Gaslamp Games' maiden endeavor is kind of like that one friend that everyone has. You know who I'm talking about. He's the disarmingly suave rat bastard that gets invited to all the parties, the one who has it all: the girls, the posh accent and the impeccable command of sarcastic banter. He's the guy you love to hate but just can't quit.

Yeah, Dungeons of Dredmor is like that. Though all roguelikes make it their business to kill you dead, this is probably the only one that will salute you with a Monkey Island-esque eulogy before peeing on your grave. God help you if you're playing with an audience. The game does record the number of times a Lil' Bat has feasted on your entrails.

Almost too clever for its own good, Dungeons of Dredmor is filled with more than just witty jibes and deities of questionable value. From references to Twilight to the aluminum tubes that helped precipitate a war, the developers have gone more than a few extra mile to address pop-culture, current affairs and even a hint of Lovecraftian lore for good measure.

But as awesome as the well-written prose and the bushy eyebrows of the protagonist might be, the real question is this: is there game? The answer's a resounding yes. Dungeons of Dredmor is precisely what it has been advertised to be and a little bit more. A turn-based dungeon crawler outfitted with multiple skill trees, a huge panoply of collectible items, a crafting system and a homicidal cast of enemies, Dungeons of Dredmor is not only a solid offering but a surprisingly accessible one. Unlike other roguelikes where the default difficulty is 'you die now', Dredmor allows even the novice player to enjoy themselves.

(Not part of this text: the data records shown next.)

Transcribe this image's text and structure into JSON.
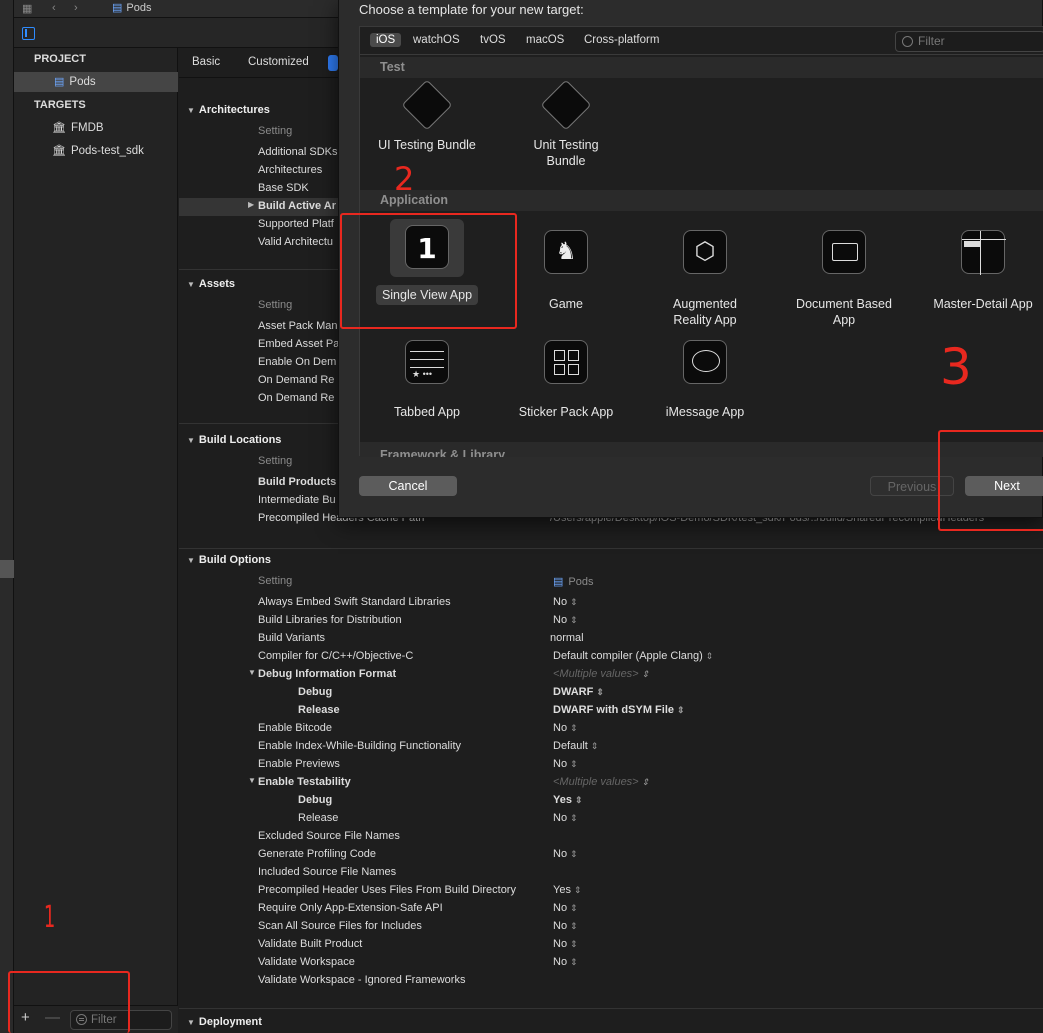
{
  "topbar": {
    "crumb": "Pods"
  },
  "navigator": {
    "project_header": "PROJECT",
    "project_item": "Pods",
    "targets_header": "TARGETS",
    "targets": [
      "FMDB",
      "Pods-test_sdk"
    ],
    "filter_placeholder": "Filter"
  },
  "tabs": {
    "basic": "Basic",
    "customized": "Customized"
  },
  "sections": {
    "architectures": "Architectures",
    "assets": "Assets",
    "build_locations": "Build Locations",
    "build_options": "Build Options",
    "deployment": "Deployment"
  },
  "col_setting": "Setting",
  "col_pods": "Pods",
  "arch_rows": [
    "Additional SDKs",
    "Architectures",
    "Base SDK",
    "Build Active Ar",
    "Supported Platf",
    "Valid Architectu"
  ],
  "asset_rows": [
    "Asset Pack Man",
    "Embed Asset Pa",
    "Enable On Dem",
    "On Demand Re",
    "On Demand Re"
  ],
  "location_rows": [
    "Build Products",
    "Intermediate Bu",
    "Precompiled Headers Cache Path"
  ],
  "location_value": "/Users/apple/Desktop/iOS-Demo/SDK/test_sdk/Pods/../build/SharedPrecompiledHeaders",
  "options": [
    {
      "name": "Always Embed Swift Standard Libraries",
      "value": "No"
    },
    {
      "name": "Build Libraries for Distribution",
      "value": "No"
    },
    {
      "name": "Build Variants",
      "value": "normal"
    },
    {
      "name": "Compiler for C/C++/Objective-C",
      "value": "Default compiler (Apple Clang)"
    },
    {
      "name": "Debug Information Format",
      "value": "<Multiple values>"
    },
    {
      "name": "Debug",
      "value": "DWARF"
    },
    {
      "name": "Release",
      "value": "DWARF with dSYM File"
    },
    {
      "name": "Enable Bitcode",
      "value": "No"
    },
    {
      "name": "Enable Index-While-Building Functionality",
      "value": "Default"
    },
    {
      "name": "Enable Previews",
      "value": "No"
    },
    {
      "name": "Enable Testability",
      "value": "<Multiple values>"
    },
    {
      "name": "Debug",
      "value": "Yes"
    },
    {
      "name": "Release",
      "value": "No"
    },
    {
      "name": "Excluded Source File Names",
      "value": ""
    },
    {
      "name": "Generate Profiling Code",
      "value": "No"
    },
    {
      "name": "Included Source File Names",
      "value": ""
    },
    {
      "name": "Precompiled Header Uses Files From Build Directory",
      "value": "Yes"
    },
    {
      "name": "Require Only App-Extension-Safe API",
      "value": "No"
    },
    {
      "name": "Scan All Source Files for Includes",
      "value": "No"
    },
    {
      "name": "Validate Built Product",
      "value": "No"
    },
    {
      "name": "Validate Workspace",
      "value": "No"
    },
    {
      "name": "Validate Workspace - Ignored Frameworks",
      "value": ""
    }
  ],
  "sheet": {
    "title": "Choose a template for your new target:",
    "platforms": [
      "iOS",
      "watchOS",
      "tvOS",
      "macOS",
      "Cross-platform"
    ],
    "filter_placeholder": "Filter",
    "group_test": "Test",
    "group_application": "Application",
    "group_framework": "Framework & Library",
    "test_templates": [
      "UI Testing Bundle",
      "Unit Testing Bundle"
    ],
    "app_templates": [
      "Single View App",
      "Game",
      "Augmented Reality App",
      "Document Based App",
      "Master-Detail App",
      "Tabbed App",
      "Sticker Pack App",
      "iMessage App"
    ],
    "cancel": "Cancel",
    "previous": "Previous",
    "next": "Next"
  },
  "annotations": {
    "mark1": "1",
    "mark2": "2",
    "mark3": "3"
  },
  "colors": {
    "accent": "#2f7df6",
    "annotation_red": "#e8281f"
  }
}
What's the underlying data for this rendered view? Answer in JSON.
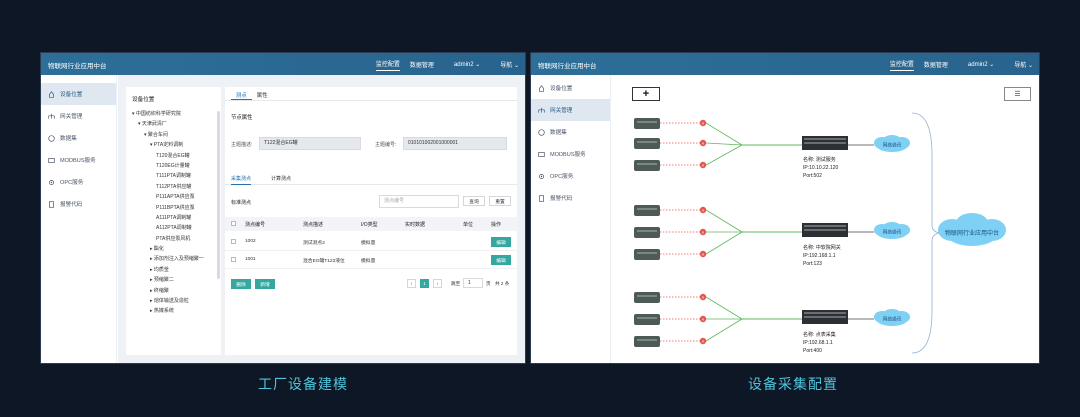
{
  "app_title": "物联网行业应用中台",
  "nav": {
    "items": [
      "监控配置",
      "数据管理",
      "admin2",
      "导航"
    ]
  },
  "sidebar": {
    "items": [
      {
        "label": "设备位置",
        "icon": "location-icon"
      },
      {
        "label": "网关管理",
        "icon": "gateway-icon"
      },
      {
        "label": "数据集",
        "icon": "dataset-icon"
      },
      {
        "label": "MODBUS服务",
        "icon": "server-icon"
      },
      {
        "label": "OPC服务",
        "icon": "gear-icon"
      },
      {
        "label": "报警代码",
        "icon": "document-icon"
      }
    ]
  },
  "left_screen": {
    "tree_header": "设备位置",
    "tree": [
      "中国纺织科学研究院",
      "天津武清厂",
      "聚合车间",
      "PTA定料调制",
      "T120混合EG罐",
      "T120EG计量罐",
      "T111PTA调制罐",
      "T112PTA供应罐",
      "P111APTA供应泵",
      "P111BPTA供应泵",
      "A111PTA调制罐",
      "A112PTA调制罐",
      "PTA供应泵风机",
      "酯化",
      "添加剂注入及预缩聚一",
      "均质釜",
      "预缩聚二",
      "终缩聚",
      "熔体输送及造粒",
      "热媒系统"
    ],
    "tabs": [
      "测点",
      "属性"
    ],
    "node_props_title": "节点属性",
    "topic_desc_label": "主题描述:",
    "topic_desc_value": "T122混合EG罐",
    "topic_id_label": "主题编号:",
    "topic_id_value": "010101002001000001",
    "sub_tabs": [
      "采集测点",
      "计算测点"
    ],
    "table_title": "标准测点",
    "search_placeholder": "测点编号",
    "search_button": "查询",
    "reset_button": "重置",
    "columns": [
      "测点编号",
      "测点描述",
      "I/O类型",
      "实时数据",
      "单位",
      "操作"
    ],
    "rows": [
      {
        "id": "1002",
        "desc": "测试测点2",
        "io": "模拟量",
        "action": "编辑"
      },
      {
        "id": "1001",
        "desc": "混合EG罐T122液位",
        "io": "模拟量",
        "action": "编辑"
      }
    ],
    "add_button": "新增",
    "delete_button": "删除",
    "pager": {
      "current": "1",
      "goto_label": "跳至",
      "goto_value": "1",
      "page_unit": "页",
      "total": "共 2 条"
    }
  },
  "right_screen": {
    "add_label": "+",
    "servers": [
      {
        "name": "名称: 测试服务",
        "ip": "IP:10.10.22.120",
        "port": "Port:502"
      },
      {
        "name": "名称: 中软院网关",
        "ip": "IP:192.168.1.1",
        "port": "Port:123"
      },
      {
        "name": "名称: 点表采集",
        "ip": "IP:192.68.1.1",
        "port": "Port:400"
      }
    ],
    "cloud_label": "网络通讯",
    "central_cloud": "物联网行业应用中台"
  },
  "captions": {
    "left": "工厂设备建模",
    "right": "设备采集配置"
  },
  "colors": {
    "topbar": "#2d6f99",
    "teal": "#34a8a0",
    "caption": "#4fc3d9",
    "cloud": "#7ed0f5",
    "red_marker": "#e8554e",
    "green_link": "#5cb85c"
  }
}
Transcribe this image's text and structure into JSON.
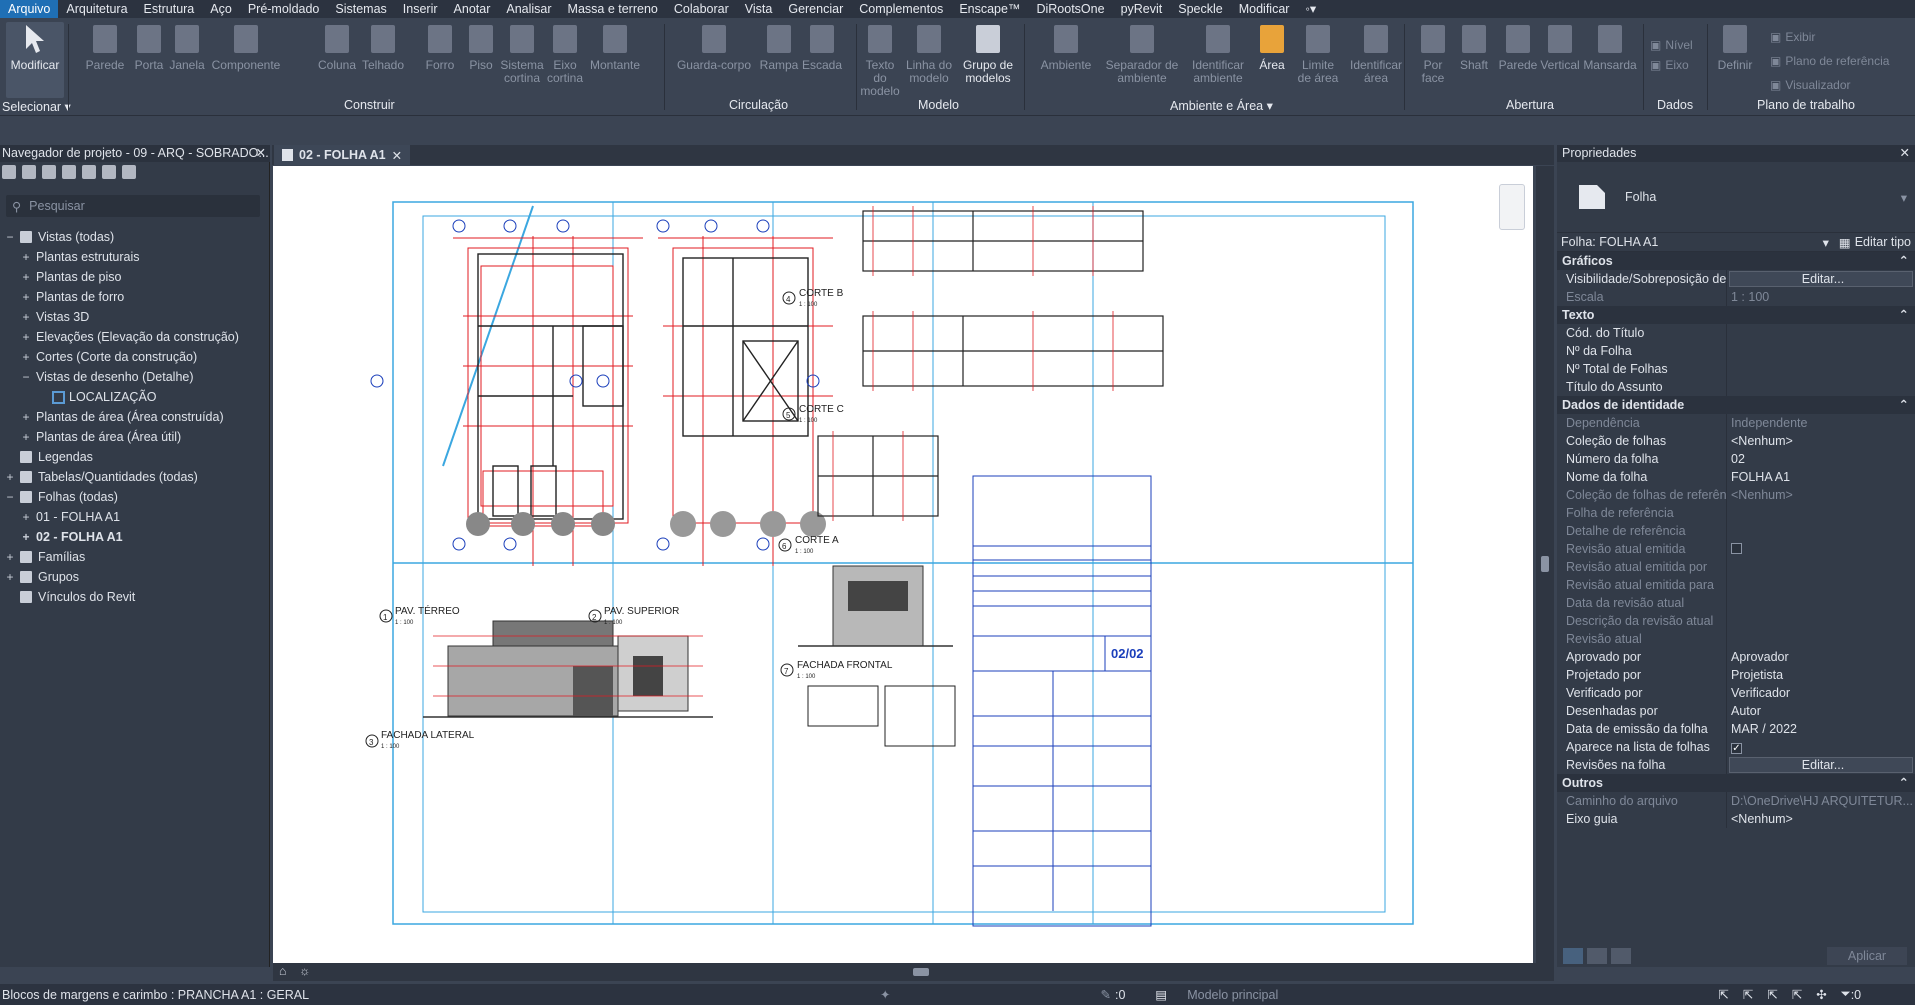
{
  "menu": {
    "items": [
      "Arquivo",
      "Arquitetura",
      "Estrutura",
      "Aço",
      "Pré-moldado",
      "Sistemas",
      "Inserir",
      "Anotar",
      "Analisar",
      "Massa e terreno",
      "Colaborar",
      "Vista",
      "Gerenciar",
      "Complementos",
      "Enscape™",
      "DiRootsOne",
      "pyRevit",
      "Speckle",
      "Modificar"
    ]
  },
  "ribbon": {
    "modify": "Modificar",
    "select": "Selecionar ▾",
    "construir": [
      "Parede",
      "Porta",
      "Janela",
      "Componente",
      "Coluna",
      "Telhado",
      "Forro",
      "Piso",
      "Sistema cortina",
      "Eixo cortina",
      "Montante"
    ],
    "circulacao": [
      "Guarda-corpo",
      "Rampa",
      "Escada"
    ],
    "modelo": [
      "Texto do modelo",
      "Linha do modelo",
      "Grupo de modelos"
    ],
    "ambiente": [
      "Ambiente",
      "Separador de ambiente",
      "Identificar ambiente",
      "Área",
      "Limite de área",
      "Identificar área"
    ],
    "abertura": [
      "Por face",
      "Shaft",
      "Parede",
      "Vertical",
      "Mansarda"
    ],
    "dados": [
      "Nível",
      "Eixo"
    ],
    "trabalho": [
      "Definir",
      "Exibir",
      "Plano de referência",
      "Visualizador"
    ],
    "groups": [
      "Construir",
      "Circulação",
      "Modelo",
      "Ambiente e Área ▾",
      "Abertura",
      "Dados",
      "Plano de trabalho"
    ]
  },
  "browser": {
    "title": "Navegador de projeto - 09 - ARQ - SOBRADO...",
    "search_placeholder": "Pesquisar",
    "tree": [
      {
        "label": "Vistas (todas)",
        "level": 0,
        "exp": "−"
      },
      {
        "label": "Plantas estruturais",
        "level": 1,
        "exp": "+"
      },
      {
        "label": "Plantas de piso",
        "level": 1,
        "exp": "+"
      },
      {
        "label": "Plantas de forro",
        "level": 1,
        "exp": "+"
      },
      {
        "label": "Vistas 3D",
        "level": 1,
        "exp": "+"
      },
      {
        "label": "Elevações (Elevação da construção)",
        "level": 1,
        "exp": "+"
      },
      {
        "label": "Cortes (Corte da construção)",
        "level": 1,
        "exp": "+"
      },
      {
        "label": "Vistas de desenho (Detalhe)",
        "level": 1,
        "exp": "−"
      },
      {
        "label": "LOCALIZAÇÃO",
        "level": 2,
        "exp": ""
      },
      {
        "label": "Plantas de área (Área construída)",
        "level": 1,
        "exp": "+"
      },
      {
        "label": "Plantas de área (Área útil)",
        "level": 1,
        "exp": "+"
      },
      {
        "label": "Legendas",
        "level": 0,
        "exp": ""
      },
      {
        "label": "Tabelas/Quantidades (todas)",
        "level": 0,
        "exp": "+"
      },
      {
        "label": "Folhas (todas)",
        "level": 0,
        "exp": "−"
      },
      {
        "label": "01 - FOLHA A1",
        "level": 1,
        "exp": "+"
      },
      {
        "label": "02 - FOLHA A1",
        "level": 1,
        "exp": "+",
        "bold": true
      },
      {
        "label": "Famílias",
        "level": 0,
        "exp": "+"
      },
      {
        "label": "Grupos",
        "level": 0,
        "exp": "+"
      },
      {
        "label": "Vínculos do Revit",
        "level": 0,
        "exp": ""
      }
    ]
  },
  "view_tab": {
    "label": "02 - FOLHA A1"
  },
  "sheet": {
    "views": [
      {
        "n": "1",
        "name": "PAV. TÉRREO",
        "scale": "1 : 100"
      },
      {
        "n": "2",
        "name": "PAV. SUPERIOR",
        "scale": "1 : 100"
      },
      {
        "n": "3",
        "name": "FACHADA LATERAL",
        "scale": "1 : 100"
      },
      {
        "n": "4",
        "name": "CORTE B",
        "scale": "1 : 100"
      },
      {
        "n": "5",
        "name": "CORTE C",
        "scale": "1 : 100"
      },
      {
        "n": "6",
        "name": "CORTE A",
        "scale": "1 : 100"
      },
      {
        "n": "7",
        "name": "FACHADA FRONTAL",
        "scale": "1 : 100"
      }
    ],
    "sheet_number": "02/02"
  },
  "properties": {
    "title": "Propriedades",
    "type_name": "Folha",
    "selector": "Folha: FOLHA A1",
    "edit_type": "Editar tipo",
    "groups": [
      {
        "name": "Gráficos",
        "rows": [
          {
            "k": "Visibilidade/Sobreposição de...",
            "v": "Editar...",
            "btn": true
          },
          {
            "k": "Escala",
            "v": "1 : 100",
            "dis": true
          }
        ]
      },
      {
        "name": "Texto",
        "rows": [
          {
            "k": "Cód. do Título",
            "v": ""
          },
          {
            "k": "Nº da Folha",
            "v": ""
          },
          {
            "k": "Nº Total de Folhas",
            "v": ""
          },
          {
            "k": "Título do Assunto",
            "v": ""
          }
        ]
      },
      {
        "name": "Dados de identidade",
        "rows": [
          {
            "k": "Dependência",
            "v": "Independente",
            "dis": true
          },
          {
            "k": "Coleção de folhas",
            "v": "<Nenhum>"
          },
          {
            "k": "Número da folha",
            "v": "02"
          },
          {
            "k": "Nome da folha",
            "v": "FOLHA A1"
          },
          {
            "k": "Coleção de folhas de referên...",
            "v": "<Nenhum>",
            "dis": true
          },
          {
            "k": "Folha de referência",
            "v": "",
            "dis": true
          },
          {
            "k": "Detalhe de referência",
            "v": "",
            "dis": true
          },
          {
            "k": "Revisão atual emitida",
            "v": "",
            "dis": true,
            "chk": "empty"
          },
          {
            "k": "Revisão atual emitida por",
            "v": "",
            "dis": true
          },
          {
            "k": "Revisão atual emitida para",
            "v": "",
            "dis": true
          },
          {
            "k": "Data da revisão atual",
            "v": "",
            "dis": true
          },
          {
            "k": "Descrição da revisão atual",
            "v": "",
            "dis": true
          },
          {
            "k": "Revisão atual",
            "v": "",
            "dis": true
          },
          {
            "k": "Aprovado por",
            "v": "Aprovador"
          },
          {
            "k": "Projetado por",
            "v": "Projetista"
          },
          {
            "k": "Verificado por",
            "v": "Verificador"
          },
          {
            "k": "Desenhadas por",
            "v": "Autor"
          },
          {
            "k": "Data de emissão da folha",
            "v": "MAR / 2022"
          },
          {
            "k": "Aparece na lista de folhas",
            "v": "",
            "chk": "checked"
          },
          {
            "k": "Revisões na folha",
            "v": "Editar...",
            "btn": true
          }
        ]
      },
      {
        "name": "Outros",
        "rows": [
          {
            "k": "Caminho do arquivo",
            "v": "D:\\OneDrive\\HJ ARQUITETUR...",
            "dis": true
          },
          {
            "k": "Eixo guia",
            "v": "<Nenhum>"
          }
        ]
      }
    ],
    "apply": "Aplicar"
  },
  "status": {
    "text": "Blocos de margens e carimbo : PRANCHA A1 : GERAL",
    "zero1": ":0",
    "model": "Modelo principal",
    "zero2": ":0"
  }
}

What I enjoyed most of the game mechanics, however, was not the presence of the Goddess of Pointless Sidequests or the prolific selection of cheese but the customizabilty of the character. If you've ever had this urge to see how well a vampiric kleptomaniac with a penchant for mathematics would fare in a roguelike enviroment, here's your chance. Worried about the quality of the equipment you'll find? Take up smithing and you'll only have to worry about Krong's questionable graces from now on. 

Alternately, you could run around transmogrifying everything into offerings for the fishy Lutefisk God but only lazy infidels do that, right? 


Glowing praise aside, Dungeons of Dredmor is not without a few inadequacies. For one, the bushy eyebrows are a permanent affliction. You won't have the opportunity to customize the character's looks, nor will you have the chance to see how stylish the protagonist might look with a cheese sword in hand. The key bindings are also not the most intuitive that I've encountered. But to be fair, most of these are tiny details that only the most anal might find themselves resenting. By and large, Dungeons of Dredmor is a good game and at its current price, it's something that all roguelike fans should check out.

And who knows? For those of you who have yet to immerse yourself in the genre, this might be the day you find yourself converted.